Additionally, Plaintiffs claim that they are currently injured by [Biden’s] guidance documents, as the guidance puts substantial pressure on Plaintiffs to change state laws.
… Therefore, as it currently stands, Plaintiffs must choose between the threat of legal consequences—enforcement action, civil penalties, and the withholding of federal funding – or altering their state laws to ensure compliance with the guidance and avoid such adverse action. As other courts have recognized, being left to such an untenable choice inflicts substantial pressure on Plaintiffs to change their state laws—an intrusion sufficient to constitute an injury for standing purposes.
CNN reported that the Biden administration had “hinged its guidance on the Supreme Court’s 2020 ruling in Bostock v. Clayton County that federal civil rights law protects transgender, gay and lesbian workers.”

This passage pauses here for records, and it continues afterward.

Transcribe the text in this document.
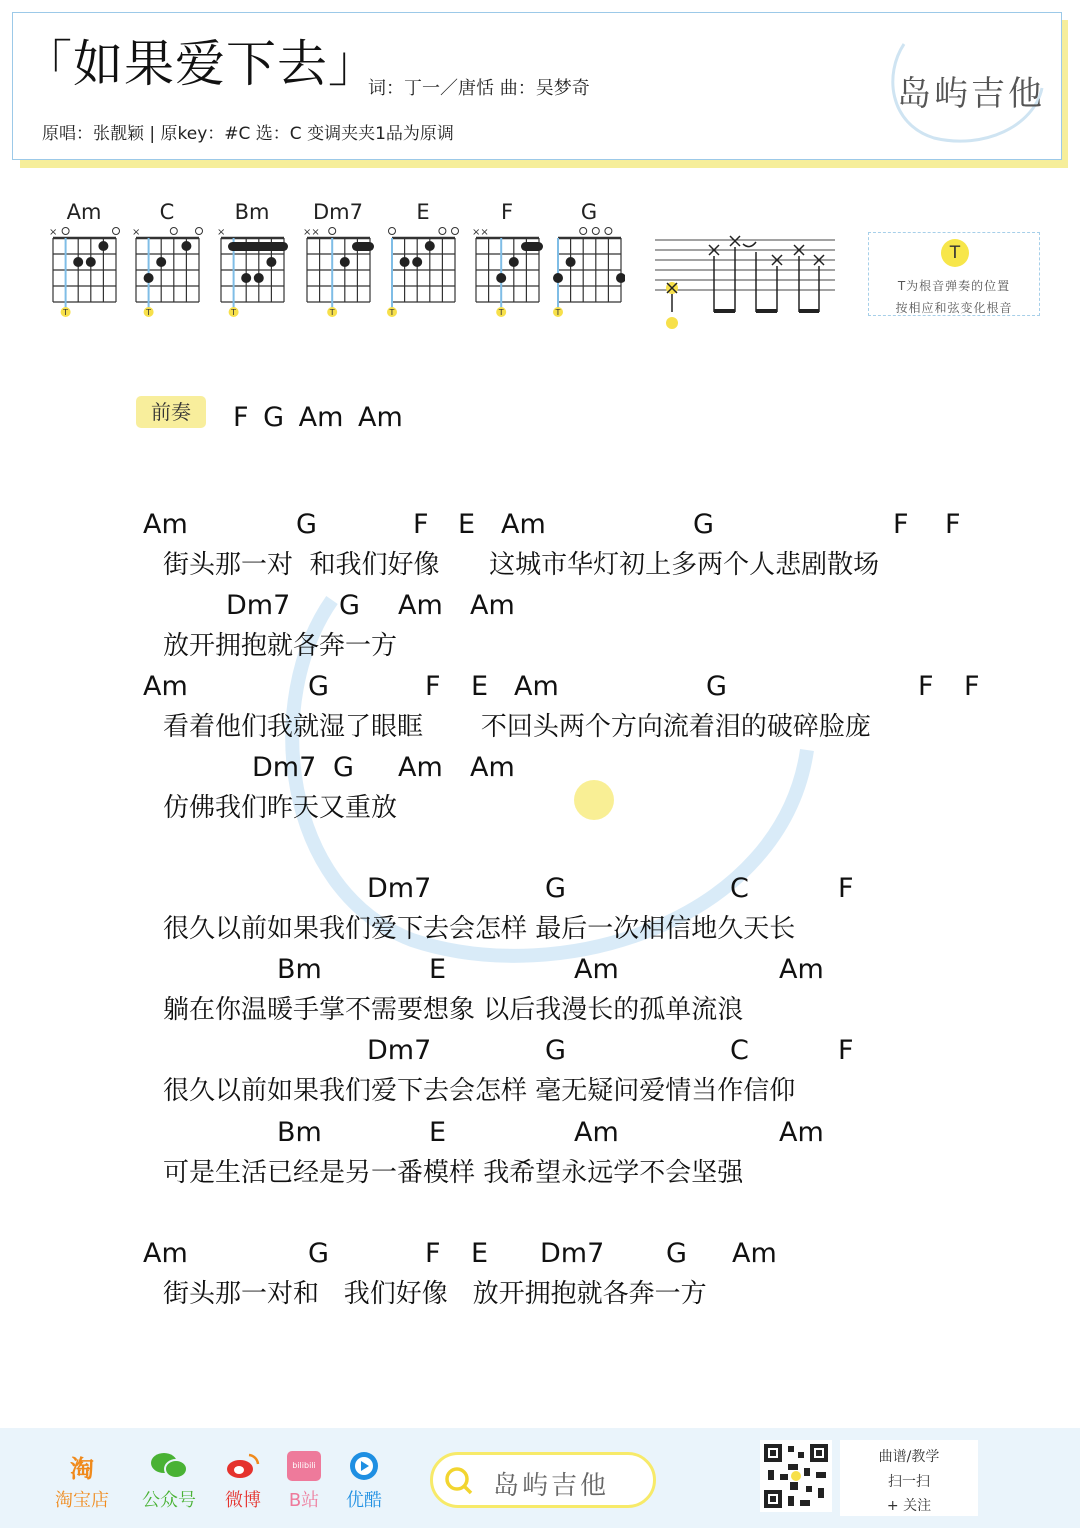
「如果爱下去」
词：丁一／唐恬 曲：吴梦奇
原唱：张靓颖 | 原key：#C 选：C 变调夹夹1品为原调
岛屿吉他
Am
×
T
C
×
T
Bm
×
T
Dm7
××
T
E
T
F
××
T
G
T
T
T为根音弹奏的位置
按相应和弦变化根音
前奏	F G Am Am
Am	G	F E Am	G	F F
街头那一对  和我们好像      这城市华灯初上多两个人悲剧散场
Dm7 G Am Am
放开拥抱就各奔一方
Am	G	F E Am	G	F F
看着他们我就湿了眼眶       不回头两个方向流着泪的破碎脸庞
Dm7 G Am Am
仿佛我们昨天又重放
Dm7	G	C	F
很久以前如果我们爱下去会怎样 最后一次相信地久天长
Bm	E	Am	Am
躺在你温暖手掌不需要想象 以后我漫长的孤单流浪
Dm7	G	C	F
很久以前如果我们爱下去会怎样 毫无疑问爱情当作信仰
Bm	E	Am	Am
可是生活已经是另一番模样 我希望永远学不会坚强
Am	G	F E Dm7 G Am
街头那一对和   我们好像   放开拥抱就各奔一方
淘
淘宝店 公众号	微博
bilibili
B站	优酷	岛屿吉他
曲谱/教学
扫一扫
+ 关注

“The administration has been using the ruling to extend anti-discrimination protections to LGBTQ people in the U.S. in numerous areas of life. The Education Department’s guidance issued last year had been a reversal of the Trump administration’s stance that … transgender students were not protected by the law.”
But Biden’s Title IX interpretation has been widely panned.
“Transgenders enjoy numerous physical advantages over biological females. This contradicts the whole purpose of Title IX, which is to assure fairness for all students regardless of sex,” states a news release from SAVE, a group that works to protect students’ rights.
In response to the ruling, Oklahoma Attorney General John O’Connor tweeted: “A federal district court stopped the Biden Administration from enforcing its outrageous reading of Title IX. This is a victory for women’s sports and the privacy and safety of girls and women in their school bathrooms and locker rooms.”
A federal district court stopped the Biden Administration from enforcing its outrageous reading of Title IX.
This is a victory for women’s sports and the privacy and safety of girls and women in their school bathrooms and locker rooms.https://t.co/oqhkLBFcQT
— Oklahoma Attorney General John O'Connor (@Okla_OAG) July 18, 2022
The Biden administration has also come under fire for another set of interpretations it released last month that proposes sweeping changes to the Education Department’s interpretation of Title IX that critics contend will also drastically roll back students’ due process rights established under President Donald Trump.